More modern examples include Broadway musical South Pacific, a World War II-era play about two biracial couples. The musical unapologetically confronted racism in the late 1940s, and the producers went so far as to threaten to boycott a theatre with segregated seating.
Two Georgia legislators tried to ban the play without success.
In 1968, the rock musical Hair premiered on Broadway. Its story of hippies searching for love, peace, and drugs offered a sharp counterpoint to the Vietnam War.
More than a decade later, Larry Kramer's The Normal Heart and Tony Kushner's Angels in America challenged President Ronald Reagan's silence on the Aids crisis, according to Kevin Wetmore, professor and chair of theatre arts at Loyola Marymount University.
When asked for other examples of politicised theatre, Wetmore ticks off a long list that spans geography and time.
"When has the theatre been not political? When has it been safe?" he asked. "Theatre was born in politics. It lives in politics."
While few contest theatre's role in political discourse, Trump's view that it should be "safe" may be gaining ground.
Off-Broadway productions are known to challenge their audiences with tough political, social and moral questions, but some critics contend that mainstream theatre is softening its stance and offering easier-to-swallow shows.
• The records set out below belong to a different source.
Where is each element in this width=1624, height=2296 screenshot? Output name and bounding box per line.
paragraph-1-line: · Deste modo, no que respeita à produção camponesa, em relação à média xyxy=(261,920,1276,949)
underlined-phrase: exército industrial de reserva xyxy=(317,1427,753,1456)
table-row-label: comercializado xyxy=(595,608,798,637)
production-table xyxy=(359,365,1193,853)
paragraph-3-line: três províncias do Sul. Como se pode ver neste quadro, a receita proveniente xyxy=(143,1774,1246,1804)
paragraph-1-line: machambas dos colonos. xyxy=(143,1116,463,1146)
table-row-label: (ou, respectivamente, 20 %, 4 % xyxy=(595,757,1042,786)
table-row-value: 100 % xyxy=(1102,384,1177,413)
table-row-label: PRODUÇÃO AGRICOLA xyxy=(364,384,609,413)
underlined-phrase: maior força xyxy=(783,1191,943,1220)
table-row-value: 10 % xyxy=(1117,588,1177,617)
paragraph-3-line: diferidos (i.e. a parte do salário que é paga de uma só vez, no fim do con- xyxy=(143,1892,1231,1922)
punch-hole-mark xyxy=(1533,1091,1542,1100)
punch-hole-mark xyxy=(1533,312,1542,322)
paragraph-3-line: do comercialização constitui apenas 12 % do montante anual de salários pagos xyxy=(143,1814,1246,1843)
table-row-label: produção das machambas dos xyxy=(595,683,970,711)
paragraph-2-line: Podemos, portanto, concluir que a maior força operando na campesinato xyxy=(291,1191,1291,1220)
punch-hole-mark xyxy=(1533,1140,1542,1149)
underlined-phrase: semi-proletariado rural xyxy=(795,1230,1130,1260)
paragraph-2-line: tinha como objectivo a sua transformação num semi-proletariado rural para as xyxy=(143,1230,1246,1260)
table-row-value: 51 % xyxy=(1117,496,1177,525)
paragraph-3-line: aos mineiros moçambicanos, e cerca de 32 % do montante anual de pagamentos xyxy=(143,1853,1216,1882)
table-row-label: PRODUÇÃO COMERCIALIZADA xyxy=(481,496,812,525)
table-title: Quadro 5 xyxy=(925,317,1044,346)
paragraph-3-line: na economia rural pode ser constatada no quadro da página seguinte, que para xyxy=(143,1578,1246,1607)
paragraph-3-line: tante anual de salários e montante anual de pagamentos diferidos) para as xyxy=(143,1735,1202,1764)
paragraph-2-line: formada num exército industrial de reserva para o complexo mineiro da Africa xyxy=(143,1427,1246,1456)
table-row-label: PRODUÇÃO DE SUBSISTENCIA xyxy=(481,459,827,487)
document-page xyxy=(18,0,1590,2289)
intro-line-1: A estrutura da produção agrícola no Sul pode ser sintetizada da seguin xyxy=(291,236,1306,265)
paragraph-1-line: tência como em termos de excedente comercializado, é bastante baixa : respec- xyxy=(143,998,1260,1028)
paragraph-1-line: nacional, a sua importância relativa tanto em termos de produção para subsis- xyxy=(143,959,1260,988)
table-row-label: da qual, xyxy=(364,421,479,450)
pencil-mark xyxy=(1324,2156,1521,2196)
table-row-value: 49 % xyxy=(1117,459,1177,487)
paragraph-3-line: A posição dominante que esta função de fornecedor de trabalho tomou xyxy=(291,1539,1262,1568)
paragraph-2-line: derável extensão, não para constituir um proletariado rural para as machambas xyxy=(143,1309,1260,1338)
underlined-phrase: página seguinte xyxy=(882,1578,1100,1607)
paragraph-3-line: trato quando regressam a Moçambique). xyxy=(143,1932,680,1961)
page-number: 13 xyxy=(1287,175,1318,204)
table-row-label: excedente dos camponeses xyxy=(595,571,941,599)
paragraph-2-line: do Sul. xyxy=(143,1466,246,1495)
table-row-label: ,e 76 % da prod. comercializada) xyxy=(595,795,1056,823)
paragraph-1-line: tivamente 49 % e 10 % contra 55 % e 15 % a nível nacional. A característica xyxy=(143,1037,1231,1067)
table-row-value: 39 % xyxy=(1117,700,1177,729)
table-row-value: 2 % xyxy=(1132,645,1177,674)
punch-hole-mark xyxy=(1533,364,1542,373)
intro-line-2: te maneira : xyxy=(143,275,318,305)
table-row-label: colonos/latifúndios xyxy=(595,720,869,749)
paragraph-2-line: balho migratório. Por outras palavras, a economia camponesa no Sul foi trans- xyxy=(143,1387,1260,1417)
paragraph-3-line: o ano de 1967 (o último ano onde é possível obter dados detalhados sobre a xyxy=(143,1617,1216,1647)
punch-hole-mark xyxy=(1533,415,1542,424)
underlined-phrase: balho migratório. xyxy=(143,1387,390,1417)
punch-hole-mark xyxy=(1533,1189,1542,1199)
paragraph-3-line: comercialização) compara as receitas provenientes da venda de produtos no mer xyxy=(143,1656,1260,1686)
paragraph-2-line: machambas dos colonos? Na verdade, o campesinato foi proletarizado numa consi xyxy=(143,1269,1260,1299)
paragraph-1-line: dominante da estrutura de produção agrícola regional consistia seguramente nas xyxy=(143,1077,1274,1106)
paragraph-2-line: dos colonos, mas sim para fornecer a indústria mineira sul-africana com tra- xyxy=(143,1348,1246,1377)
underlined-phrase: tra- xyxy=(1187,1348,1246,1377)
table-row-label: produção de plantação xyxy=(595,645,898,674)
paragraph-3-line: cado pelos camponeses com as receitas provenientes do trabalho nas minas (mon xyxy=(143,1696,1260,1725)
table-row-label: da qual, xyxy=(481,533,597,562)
This shift towards "safer" content is largely for commercial, not social, reasons, according to Jeffrey Eric Jenkins, vice president of the International Association of Theatre Critics.
Jenkins points out that while producers want to create art, they also have to appeal to a wide, general audience to bankroll expensive Broadway productions.
"History has taught us that breaking ground artistically does not often signal that you're going to be financially successful," he said.
This financial squeeze has led some Broadway producers to focus on less challenging and confrontational content.
Hamilton, the show Mr Pence attended, is widely regarded as the exception to this shift. The musical addresses immigration and diversity, among other issues.
Hamilton occupies a unique space in the current Broadway scene because it's both challenging and popular, Jenkins said.
"It rewrites the narrative in so many different ways. That's part of the genius of it."
As Wetmore points out, the curtain-call speech "would not have been given had [Mr Pence] gone to Legally Blonde".
Critics are hopeful that Hamilton signals a move towards more challenging topics in the theatre.
For Wetmore, the shift can't come soon enough.
"Mr Trump has it wrong. When times are not safe, the theatre should not be either, and those of us who work in it need to speak out more than ever," he said.